Diamond Joe Quimby: Ein unmoralischer, inkompetenter und populistischer Bürgermeister, der sich durch alle Betten der Stadt schläft und bei jeder Gelegenheit die Hand aufhält. Er hat keinerlei Prinzipien und wird allgemein verachtet, bleibt aber die einzige Konstante der Springfielder Politik. So ca. einmal pro Staffel wird er verhaftet, flüchtet, muss sich einem Mißtrauensantrag stellen oder wird abgesetzt. Seine Gegenkandidaten sind in aller Regel so illuster wie die gesamten Bewohner von Springfield – und oft genug kandidieren auch fast alle für das Amt. Am Ende der Folge ist Quimby freilich stets wieder in Amt und Würden.

Der Stadtrat: Soetwas gibt es in Springfield nicht. In einer Folge wird eine Art Expertengremium anstatt des geflohenen Bürgermeisters eingerichtet, das aber gerade nicht den Volkswillen repräsentiert. Entscheidungsfindungsprozesse in Gremien gibt es in der Simpson’schen Politik aber allgemein nicht. Wenn der Kongress, was selten genug der Fall ist, einmal vorkommt, dann eigentlich nur als das, was man in der Weimarer Republik verächtlich „Quasselbude“ genannt hat; es wird zwar geredet, aber Zählbares kommt nie raus, und sei es auch nur deswegen, weil ein sinnvoller Antrag aus unerfindlichen Gründen mit einem völlig themenfremden Gesetz verbunden werden soll.

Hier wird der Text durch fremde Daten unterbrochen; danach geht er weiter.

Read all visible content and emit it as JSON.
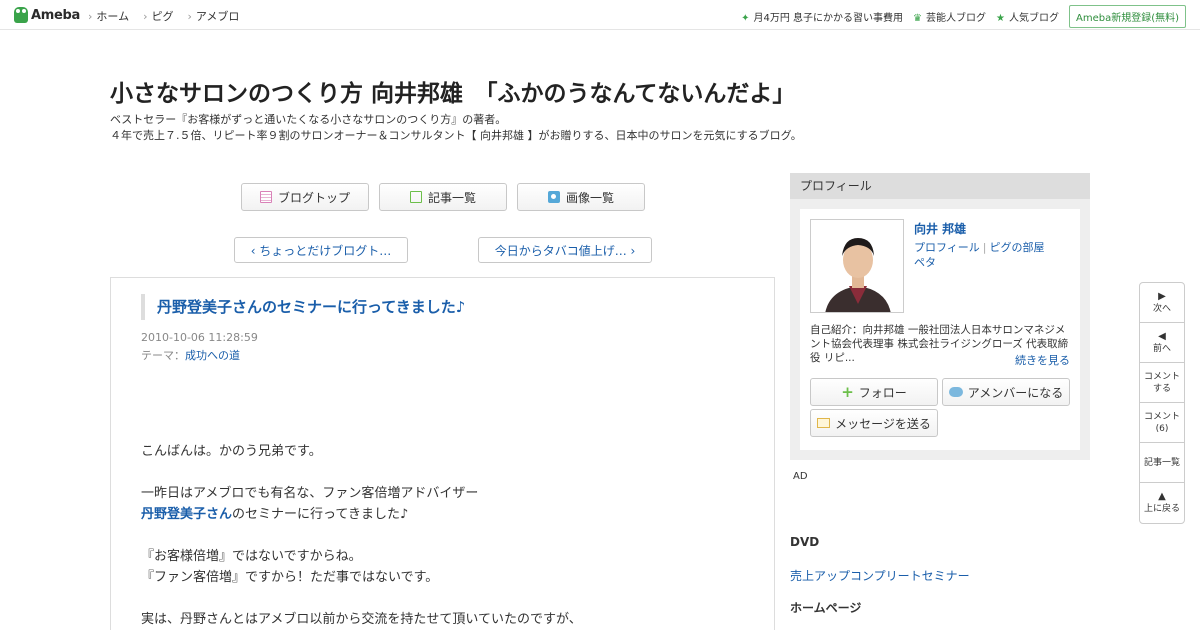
{
  "topnav": {
    "logo": "Ameba",
    "crumbs": [
      "ホーム",
      "ピグ",
      "アメブロ"
    ],
    "right_links": [
      {
        "icon": "sparkle-icon",
        "label": "月4万円 息子にかかる習い事費用"
      },
      {
        "icon": "crown-icon",
        "label": "芸能人ブログ"
      },
      {
        "icon": "star-icon",
        "label": "人気ブログ"
      }
    ],
    "register": "Ameba新規登録(無料)"
  },
  "blog": {
    "title": "小さなサロンのつくり方 向井邦雄　「ふかのうなんてないんだよ」",
    "desc_line1": "ベストセラー『お客様がずっと通いたくなる小さなサロンのつくり方』の著者。",
    "desc_line2": "４年で売上７.５倍、リピート率９割のサロンオーナー＆コンサルタント【 向井邦雄 】がお贈りする、日本中のサロンを元気にするブログ。"
  },
  "nav_buttons": {
    "blog_top": "ブログトップ",
    "articles": "記事一覧",
    "images": "画像一覧"
  },
  "pager": {
    "prev": "‹ ちょっとだけブログト…",
    "next": "今日からタバコ値上げ… ›"
  },
  "article": {
    "title": "丹野登美子さんのセミナーに行ってきました♪",
    "date": "2010-10-06 11:28:59",
    "theme_label": "テーマ：",
    "theme": "成功への道",
    "p1": "こんばんは。かのう兄弟です。",
    "p2a": "一昨日はアメブロでも有名な、ファン客倍増アドバイザー",
    "p2_link": "丹野登美子さん",
    "p2b": "のセミナーに行ってきました♪",
    "p3a": "『お客様倍増』ではないですからね。",
    "p3b": "『ファン客倍増』ですから！ただ事ではないです。",
    "p4": "実は、丹野さんとはアメブロ以前から交流を持たせて頂いていたのですが、"
  },
  "profile": {
    "header": "プロフィール",
    "name": "向井 邦雄",
    "link_profile": "プロフィール",
    "link_pig": "ピグの部屋",
    "link_peta": "ペタ",
    "intro": "自己紹介：向井邦雄 一般社団法人日本サロンマネジメント協会代表理事 株式会社ライジングローズ 代表取締役 リピ...",
    "more": "続きを見る",
    "follow": "フォロー",
    "member": "アメンバーになる",
    "message": "メッセージを送る"
  },
  "sidebar": {
    "ad": "AD",
    "dvd_heading": "DVD",
    "dvd_link": "売上アップコンプリートセミナー",
    "homepage_heading": "ホームページ"
  },
  "floatnav": {
    "next": "次へ",
    "prev": "前へ",
    "comment": "コメント\nする",
    "comments_label": "コメント",
    "comments_count": "(6)",
    "list": "記事一覧",
    "top": "上に戻る"
  },
  "colors": {
    "link": "#1a5eaa",
    "ameba_green": "#3aa34a"
  }
}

Das Volk: Ein leicht beeinflussbarer und irrationaler Haufen. Bürgerversammlungen, die ohne irgendeine erkennbare Grundlage immer mal wieder einberufen werden, stehen oft genug am Anfang eines Übels. Und wer seine Argumente in einem schönen Liedchen verpackt, hat deutlich bessere Chancen. (Noch ein Grund, da nicht hinzuziehen…) Musik kann übrigens auch helfen, wenn ein mit Mistgabeln und Fackeln bewaffneter Mob ein Bordell niederbrennen will. Umgekehrt wählt man dann aber auch mal den leicht debilen Achtjährigen Ralph Wiggum in der Primary zum Präsidentschaftskandidaten.

Fox und die Liberals: Der Sender Fox, auf dem die Simpsons in den USA ausgestrahlt werden, ist die Speerspitze gegen die „Liberals“, die in erster Linie in der Demokratischen Partei beheimatet sind. Gleichzeitig werden damit aber völlig andere Werte gemeint als diejenigen, die wir uns unter liberal vorstellen. „Tax and spend“ ist das Mantra des letzten verbliebenen Demokraten; und beispielsweise hat Bush im TV-Duell 2000 Gore vorgeworfen, dieser wolle eine gesetzliche Krankenversicherung einführen – „that’s what Liberals do“. Der Kontrast zwischen Fox und den Demokraten wird dabei in aller Regel zugunsten der letzteren betont.

Kompetenzen: Gibt es nicht. Die Stadt ist so ziemlich für alles zuständig, was in der Welt passiert. Sie kann die Prohibition einführen, baut eigene Gefängnisse, errichtet Bären-Patrouillen mit Tarnkappenbombern, weist Immigranten aus, streicht die Evolution von den Lehrplänen und führt die Homo-Ehe ein. Springfield ist ein eigener Mikrokosmos, der sich selbst regiert und reguliert; das ist aber auch ein Teil der tatsächlich politischen Kultur der USA, die sich nicht selten gegen „die da oben“ und vor allem gegen die Zentralregierung in Washington richtet – daraus ist schließlich schon mal ein ganzer Bürgerkrieg geworden.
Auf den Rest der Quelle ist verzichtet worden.